I smiled as the revelation dawned on me. “I know what this is. This is a ploy, isn’t it? A ploy to weaken my mind so you can take it. I don’t know why you’d want me, though. I’m just an assassin, a drifter who’s not all that important to the conjurers’ endgame.”
“Assassins,” she said, “are very important. They can kill kings. They can start wars.”
I licked my lips and punched a finger into the stained glass. “Those are not my Rots. What are there, fifty of them out there? Black Rot’s a hundred strong. You could’ve at least made your lie more believable with some research.”
She frowned. “Regretfully, the phoenixes that swept across Vereumene were unable to retrieve everyone they’d co
me for. But I won’t allow that to spoil the fun.” She pulled at my hand. “Walk with me, Astul.”
She led me out of the room and down the steps, eventually exiting the tower. A carriage drawn by two black stallions waited for us. As I climbed inside, a bizarre event transpired in my mind, one that I seemed unable to control.
She’s not evil, a voice told me.
You could strangle her before the guards could separate you, said another voice.
Maybe she has her reasons. Just like you.
She means to ruin your mind. She deserves to die.
Back and forth the voices went, until they bled into one.
She’s much more respectable than Braddock Glannondil or Dercy Daniser or any of the others. She fights for what she wants.
A good point.
Do what she asks.
That’s the best choice possible.
As if I had awoken from a dreadful nightmare, I found myself standing on a platform, thankfully not one made of glass. They were staring at me. Forty of them. Maybe fifty. I didn’t know the exact number, but anything greater than zero was too many. Dust stuck to their bloodied faces. I could have listed them off by name, but why torture myself?
Rivon Eyrie’s cheek was missing. His eyes were swollen, but through the puffiness he saw me. And he looked away, out of embarrassment… or anger.

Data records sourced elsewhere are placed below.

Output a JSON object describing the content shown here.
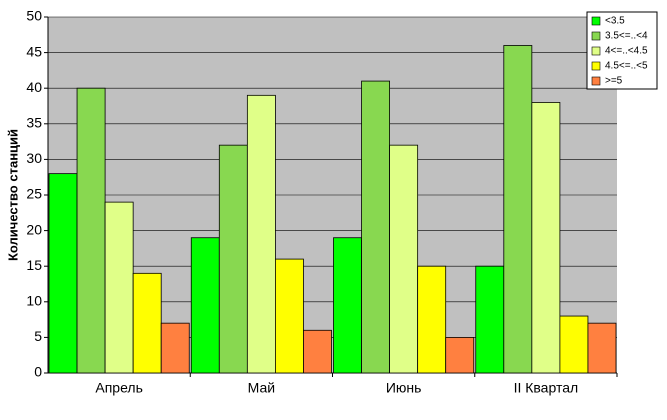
{
  "chart_data": {
    "type": "bar",
    "y_label": "Количество станций",
    "categories": [
      "Апрель",
      "Май",
      "Июнь",
      "II Квартал"
    ],
    "series": [
      {
        "name": "<3.5",
        "color": "#00ff00",
        "values": [
          28,
          19,
          19,
          15
        ]
      },
      {
        "name": "3.5<=..<4",
        "color": "#88d850",
        "values": [
          40,
          32,
          41,
          46
        ]
      },
      {
        "name": "4<=..<4.5",
        "color": "#e0ff88",
        "values": [
          24,
          39,
          32,
          38
        ]
      },
      {
        "name": "4.5<=..<5",
        "color": "#ffff00",
        "values": [
          14,
          16,
          15,
          8
        ]
      },
      {
        "name": ">=5",
        "color": "#ff8040",
        "values": [
          7,
          6,
          5,
          7
        ]
      }
    ],
    "ylim": [
      0,
      50
    ],
    "yticks": [
      0,
      5,
      10,
      15,
      20,
      25,
      30,
      35,
      40,
      45,
      50
    ],
    "grid": true,
    "legend": "top-right"
  }
}
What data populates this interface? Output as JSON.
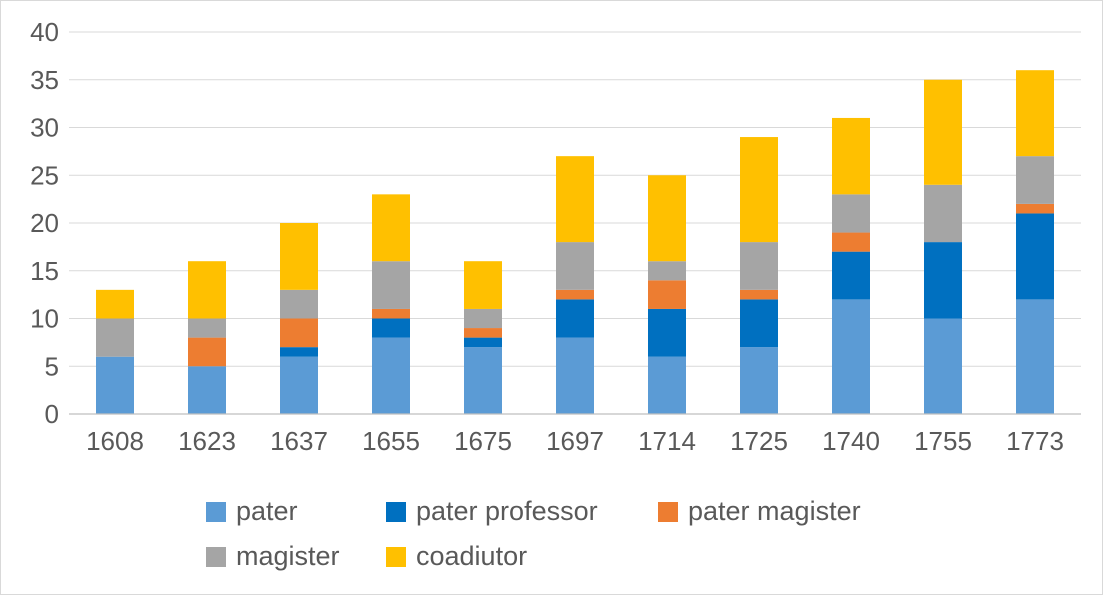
{
  "chart_data": {
    "type": "bar",
    "stacked": true,
    "title": "",
    "xlabel": "",
    "ylabel": "",
    "categories": [
      "1608",
      "1623",
      "1637",
      "1655",
      "1675",
      "1697",
      "1714",
      "1725",
      "1740",
      "1755",
      "1773"
    ],
    "ylim": [
      0,
      40
    ],
    "yticks": [
      0,
      5,
      10,
      15,
      20,
      25,
      30,
      35,
      40
    ],
    "grid": true,
    "legend_position": "bottom",
    "series": [
      {
        "name": "pater",
        "color": "#5b9bd5",
        "values": [
          6,
          5,
          6,
          8,
          7,
          8,
          6,
          7,
          12,
          10,
          12
        ]
      },
      {
        "name": "pater professor",
        "color": "#0070c0",
        "values": [
          0,
          0,
          1,
          2,
          1,
          4,
          5,
          5,
          5,
          8,
          9
        ]
      },
      {
        "name": "pater magister",
        "color": "#ed7d31",
        "values": [
          0,
          3,
          3,
          1,
          1,
          1,
          3,
          1,
          2,
          0,
          1
        ]
      },
      {
        "name": "magister",
        "color": "#a5a5a5",
        "values": [
          4,
          2,
          3,
          5,
          2,
          5,
          2,
          5,
          4,
          6,
          5
        ]
      },
      {
        "name": "coadiutor",
        "color": "#ffc000",
        "values": [
          3,
          6,
          7,
          7,
          5,
          9,
          9,
          11,
          8,
          11,
          9
        ]
      }
    ]
  }
}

The air inside the arena was stuffy. Voices trembled in my skull. Hundreds and thousands of them, talking about nonsense, or about what surprises the murderers and rapists inside the arena would face.
“You have two choices,” said the woman, who seemed to materialize from the ether and appear right next to me. “Willingly help me take Mizridahl and I will spare your Rots. Or I will kill them and force you to help me.”
I closed my eyes. As the words formed in my mind, I felt weak and pathetic. A feeble, woeful man. But I said them anyway. “What do you want me to do?”
“Assassinate Braddock Glannondil. That’s it. Then you and your Rots can do whatever is that you do. Nothing changes. Even the conjurers could use assassins, you know.”